= Xiamen University School of Medicine =

Xiamen University School of Medicine (厦门大学医学院 (廈門大學醫學院)), officially "School of Medicine, Xiamen University", also called "Xiamen University Medical College", is the medical school of Xiamen University in Xiamen City, Fujian Province of China. Founded in 1996, the school is now a public institution with over ten affiliated hospitals, integrating medical teaching, research and treatment. The First Affiliated Hospital is a leader in organ transplantation in Fujian Province.

==History==
In 1996, the medical school of Xiamen University was founded.

From 1999 to 2004, the Department of Clinical Medicine, Department of Preventive Medicine, Department of Pharmacology and Department of Basic Medicine were established.

In 2005, Zhongshan Hospital became the first
affiliated hospital of Xiamen
University.

In 2011, the School of Medicine moved to Xiang'an campus.

In 2012, the school was selected for the Ministry of Education's Excellent Physician Training Program.

In 2017, the Department of Stomatology and the Clinical Medicine Postdoctoral Research Station
were established.

In 2021, the Department of Obstetrics and Gynecology and the Department of Pediatrics were established.

In 2022, the Clinical Medicine major was approved as a national first-class major.

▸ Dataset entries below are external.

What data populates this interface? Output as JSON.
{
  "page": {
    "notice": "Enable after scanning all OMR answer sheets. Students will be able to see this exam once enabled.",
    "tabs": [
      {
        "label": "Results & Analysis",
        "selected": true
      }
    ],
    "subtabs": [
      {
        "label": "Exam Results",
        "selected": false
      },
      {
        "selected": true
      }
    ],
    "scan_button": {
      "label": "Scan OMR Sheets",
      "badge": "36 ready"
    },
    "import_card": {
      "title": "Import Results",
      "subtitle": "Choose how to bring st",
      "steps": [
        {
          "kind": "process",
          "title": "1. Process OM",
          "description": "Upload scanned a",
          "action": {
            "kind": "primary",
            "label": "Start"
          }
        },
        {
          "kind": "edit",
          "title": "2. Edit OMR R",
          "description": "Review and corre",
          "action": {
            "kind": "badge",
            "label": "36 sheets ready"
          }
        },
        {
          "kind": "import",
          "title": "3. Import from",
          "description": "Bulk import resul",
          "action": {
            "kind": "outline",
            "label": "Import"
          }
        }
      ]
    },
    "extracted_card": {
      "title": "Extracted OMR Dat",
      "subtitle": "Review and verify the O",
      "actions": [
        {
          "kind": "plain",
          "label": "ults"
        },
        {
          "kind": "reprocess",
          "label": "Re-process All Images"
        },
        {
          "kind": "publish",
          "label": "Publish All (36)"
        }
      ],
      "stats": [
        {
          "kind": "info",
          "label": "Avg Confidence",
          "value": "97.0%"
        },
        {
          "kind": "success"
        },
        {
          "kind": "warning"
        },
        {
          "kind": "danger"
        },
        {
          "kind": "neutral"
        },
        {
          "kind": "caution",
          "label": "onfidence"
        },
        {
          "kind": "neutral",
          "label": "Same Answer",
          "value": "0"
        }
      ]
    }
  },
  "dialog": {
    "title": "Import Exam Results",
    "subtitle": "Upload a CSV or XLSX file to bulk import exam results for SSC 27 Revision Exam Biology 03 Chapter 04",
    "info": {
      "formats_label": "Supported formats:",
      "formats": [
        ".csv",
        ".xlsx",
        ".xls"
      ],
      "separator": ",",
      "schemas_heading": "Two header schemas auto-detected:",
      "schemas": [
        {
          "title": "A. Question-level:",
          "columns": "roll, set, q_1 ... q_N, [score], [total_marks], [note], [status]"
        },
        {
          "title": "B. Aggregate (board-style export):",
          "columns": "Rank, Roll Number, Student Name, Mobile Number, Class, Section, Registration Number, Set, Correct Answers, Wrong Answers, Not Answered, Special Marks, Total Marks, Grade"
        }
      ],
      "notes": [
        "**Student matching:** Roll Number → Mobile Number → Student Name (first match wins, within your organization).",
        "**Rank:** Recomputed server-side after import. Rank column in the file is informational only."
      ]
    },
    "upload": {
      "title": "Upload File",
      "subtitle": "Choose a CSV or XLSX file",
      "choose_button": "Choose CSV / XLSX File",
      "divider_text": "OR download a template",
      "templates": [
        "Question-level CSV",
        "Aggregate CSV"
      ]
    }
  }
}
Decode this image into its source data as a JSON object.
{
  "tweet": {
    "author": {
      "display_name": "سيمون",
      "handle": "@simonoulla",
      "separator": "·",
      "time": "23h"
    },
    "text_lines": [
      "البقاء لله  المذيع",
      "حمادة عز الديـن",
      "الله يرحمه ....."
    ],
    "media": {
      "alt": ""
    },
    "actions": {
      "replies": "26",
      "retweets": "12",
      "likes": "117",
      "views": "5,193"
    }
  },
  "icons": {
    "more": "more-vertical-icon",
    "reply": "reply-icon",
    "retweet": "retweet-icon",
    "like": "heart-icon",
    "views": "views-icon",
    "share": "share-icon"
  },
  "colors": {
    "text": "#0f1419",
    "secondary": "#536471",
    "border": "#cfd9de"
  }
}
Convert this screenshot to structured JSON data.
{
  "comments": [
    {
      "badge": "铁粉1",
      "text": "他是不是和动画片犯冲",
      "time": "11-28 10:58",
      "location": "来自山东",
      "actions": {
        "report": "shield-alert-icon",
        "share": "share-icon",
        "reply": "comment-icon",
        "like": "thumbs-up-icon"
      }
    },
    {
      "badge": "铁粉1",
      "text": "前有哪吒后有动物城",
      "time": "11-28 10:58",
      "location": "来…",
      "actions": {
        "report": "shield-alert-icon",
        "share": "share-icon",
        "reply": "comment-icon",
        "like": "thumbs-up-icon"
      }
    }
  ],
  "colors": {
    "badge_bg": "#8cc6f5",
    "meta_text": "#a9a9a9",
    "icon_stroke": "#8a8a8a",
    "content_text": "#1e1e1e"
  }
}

In 2025, the Department of Ophthalmology was officially established.

==Affiliated hospitals==
There are 11 affiliated hospitals and 6 teaching hospitals with world-class medical facilities., including

- Xiang 'an Hospital
- First Affiliated Hospital (founded in 1937, a large 3A hospital of 1,909 beds, and a leader in organ transplantation in Fujian Province).
- Zhongshan Hospital
- Xiamen Eye Center
- Xiamen Cardiovascular Hospital
- Women and Children 's Hospital
- Southeast Affiliated Hospital
- Fuzhou Second Hospital

==Other information==
The main campus of the medical school covers an area of approximately 100 mu (land).

As of 2026, the school has 800 staff members, 1093 undergraduate students, 895 master's students, 478 doctoral students, and 213 international MBBS students.

The school offers the programs of:
- Program Name: Bachelor of Medicine, Bachelor of Surgery (M.B.B.S.); Year Instruction Began:1996; Curriculum Duration: 5 years; Language of Instruction: English, Chinese.

- Program Name: Bachelor of Medicine, Bachelor of Surgery (M.B.B.S.); Year Instruction Began: 2011; Curriculum Duration: 6 years; Language of Instruction: English.

In addition to MBBS, there are bachelor's degree programs in Clinical Medicine, Traditional Chinese Medicine, Nursing, Stomatology and Basic Medical Sciences. And there are doctoral and master's degree programs, as well as a postdoctoral research station in Clinical Medicine.

In academic research, the school's clinical medicine has been ranked among the top 0.1-0.2% globally in the ESI rankings.

Main campus Address: Xiang'an South Road. Xiang'an District, Xiamen, Fujian Province, China.